>>24670385Let's imagine I really like Captain Crunch, right? I go to the cereal aisle every week to get a new box. You could say it's my favorite cereal.
I'm walking down the cereal aisle today when a guy comes up to me and shows me a picture of the Captain gaping his asshole. Gross man. Get away from me. Then another guy comes up and shows me a pic of him jizzing in a bowl of Captain Crunch. The next guy tells me a story about how he wants to abuse and then marry the Captain.
This stuff is all weird and alarming to me now. It doesn't stop me from liking Captain Crunch, and I'm still going to buy it, right? And one could argue that it shouldn't affect me, so I let it roll off my shoulders, get my box of cereal and leave and forget about the whole thing.

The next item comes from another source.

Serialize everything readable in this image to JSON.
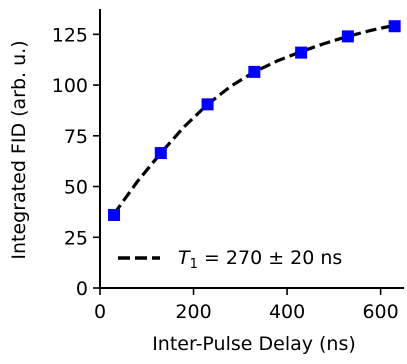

Next week I go back to the cereal aisle. The same guys are there, showing off the same stuff. It's still disconcerting, but I deal with it because I really like Captain Crunch. This time is different though. There are people standing around calling everyone who picks up a box of Captain Crunch "faggots" or "milkfags" and telling them all to fuck off. I wish they'd fuck off too but I wouldn't call them names, but now I'm being called all of these things because I like Captain Crunch! To avoid these labels I have to like Captain Crunch in secret.
Again, you could argue that maybe it's the people slinging the rude comments who are at fault. I'd be inclined to agree. They are in the wrong. But at the same time, the people who are cutting out holes in the cardboard box where the Captain's mouth used to be and fucking it, then going aorund and telling everyone about it are in the wrong too. If you have a kink, cool. But why do you have to share that with strangers? I don't wear my masturbatory habits on my sleeve. I don't let what porn I like become a part of my identity. Just enjoy the fucking cereal and if you want to fuck it, do that on your own time.